Since #tnks is amongst the biggest things that I have done in life, I often talk about it to friends and strangers. And when I do that, invariably, I am expected to cough up a free, autographed copy of the book.
And ladies and gents, to put on record, it is pissing off!
I have nothing against signing the book. Or free copies. Just that I expect friends, acquaintances, clients, and colleagues to “buy” the book and help me! Free copies are meant for those who expect a favor (exchange, barter etc). And for those who are used to getting freebies (journalists, reviewers etc). Not friends!
You know when you “buy” a book, you contribute to the sales of the book. That pushes the book a tad higher in rankings. And that in turn pushes the publisher for the next print run. Both these things give immense confidence to writers, especially the first-timers like me.

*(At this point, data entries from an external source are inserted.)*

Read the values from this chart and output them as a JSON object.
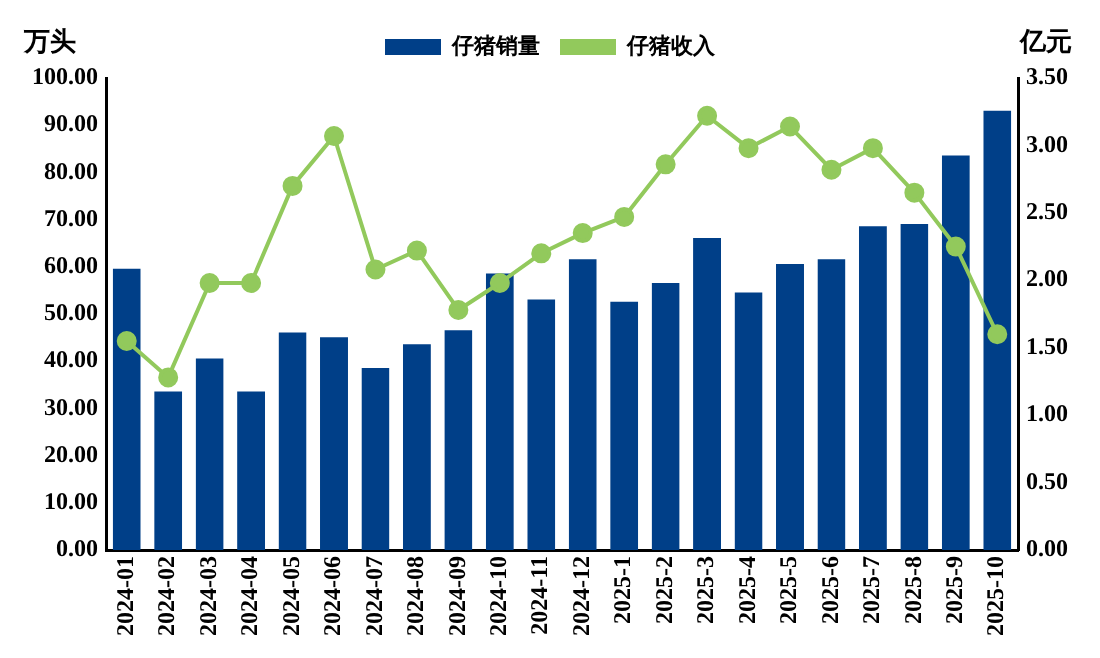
{
  "chart_data": {
    "type": "bar",
    "ylabel": "万头",
    "y2label": "亿元",
    "categories": [
      "2024-01",
      "2024-02",
      "2024-03",
      "2024-04",
      "2024-05",
      "2024-06",
      "2024-07",
      "2024-08",
      "2024-09",
      "2024-10",
      "2024-11",
      "2024-12",
      "2025-1",
      "2025-2",
      "2025-3",
      "2025-4",
      "2025-5",
      "2025-6",
      "2025-7",
      "2025-8",
      "2025-9",
      "2025-10"
    ],
    "series": [
      {
        "name": "仔猪销量",
        "color": "#003f88",
        "values": [
          60,
          34,
          41,
          34,
          46.5,
          45.5,
          39,
          44,
          47,
          59,
          53.5,
          62,
          53,
          57,
          66.5,
          55,
          61,
          62,
          69,
          69.5,
          84,
          93.5
        ]
      },
      {
        "name": "仔猪收入",
        "type": "line",
        "axis": "y2",
        "color": "#92c95c",
        "values": [
          1.55,
          1.28,
          1.98,
          1.98,
          2.7,
          3.07,
          2.08,
          2.22,
          1.78,
          1.98,
          2.2,
          2.35,
          2.47,
          2.86,
          3.22,
          2.98,
          3.14,
          2.82,
          2.98,
          2.65,
          2.25,
          1.6
        ]
      }
    ],
    "ylim": [
      0,
      100
    ],
    "yticks": [
      {
        "value": 0,
        "label": "0.00"
      },
      {
        "value": 10,
        "label": "10.00"
      },
      {
        "value": 20,
        "label": "20.00"
      },
      {
        "value": 30,
        "label": "30.00"
      },
      {
        "value": 40,
        "label": "40.00"
      },
      {
        "value": 50,
        "label": "50.00"
      },
      {
        "value": 60,
        "label": "60.00"
      },
      {
        "value": 70,
        "label": "70.00"
      },
      {
        "value": 80,
        "label": "80.00"
      },
      {
        "value": 90,
        "label": "90.00"
      },
      {
        "value": 100,
        "label": "100.00"
      }
    ],
    "y2lim": [
      0,
      3.5
    ],
    "y2ticks": [
      {
        "value": 0,
        "label": "0.00"
      },
      {
        "value": 0.5,
        "label": "0.50"
      },
      {
        "value": 1,
        "label": "1.00"
      },
      {
        "value": 1.5,
        "label": "1.50"
      },
      {
        "value": 2,
        "label": "2.00"
      },
      {
        "value": 2.5,
        "label": "2.50"
      },
      {
        "value": 3,
        "label": "3.00"
      },
      {
        "value": 3.5,
        "label": "3.50"
      }
    ],
    "legend": "top",
    "marker": "circle",
    "grid": false
  }
}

More than confidence, it makes the writer grow balls to work on the next one (if he’s in it for the long run, like I am!). And may be negotiate better terms with the publisher (who often is very cocky and is used to getting his way with authors). Or get an advance (which is unheard of, for non-celebrity authors). Or may be secure a larger print run (which is like a wet-dream on starry night). And so on and so forth.
The funny thing is that the book is really cheap. At a selling price of about 100 bucks, the book is probably cheaper than a coffee at your favorite coffee shop or a meal at a mediocre restaurant or a movie at the most rundown cinema hall or a piece of garment that you wont even wear the second time around. If you’re telling me that you can’t spend 100 bucks to support a friend, who’s trying chase the most cherished goal of his life, God help you! And your friendship. And the friend.
To be honest, the ones who ask for free copies are not to be blamed. There are a few things that we just don’t “get” culturally (as Indians). Like music. It has to be downloaded for free from songs.pk (or some other combination of songs and pk). Or dhaniya and pudhina that has to come for free with any subzi you may buy.
Similarly we expect books to be free. Especially if they are written by friends. No?
In fact I was like you till about 2012! When Suds wrote The Lost Story, I asked him for a free copy and I refused to buy it, till Divya put some sense into me and ordered a copy on my behalf. Thanks Divya. I now know what you meant. And thanks Suds for not giving me a copy for free.
And to everyone who’s been asking for a free copy, you know, you can still buy the book. Its available on Amazon and Flipkart. And hopefully, at a bookstore near you. It’s still not on any bestseller list and every copy sold contributes to that. Which helps me as a writer.
Author, The Nidhi Kapoor Story
P.S.: And no, not everyone asked me for a free copy. Some friends did buy it. Some actually bought multiple copies and gave extra copies away to their friends. Ankit, Gaurav and Parijat even supported my crowdsourcing campaign to raise money for a promotion tour. Thank you guys. Your support means a lot. Onwards to my next book!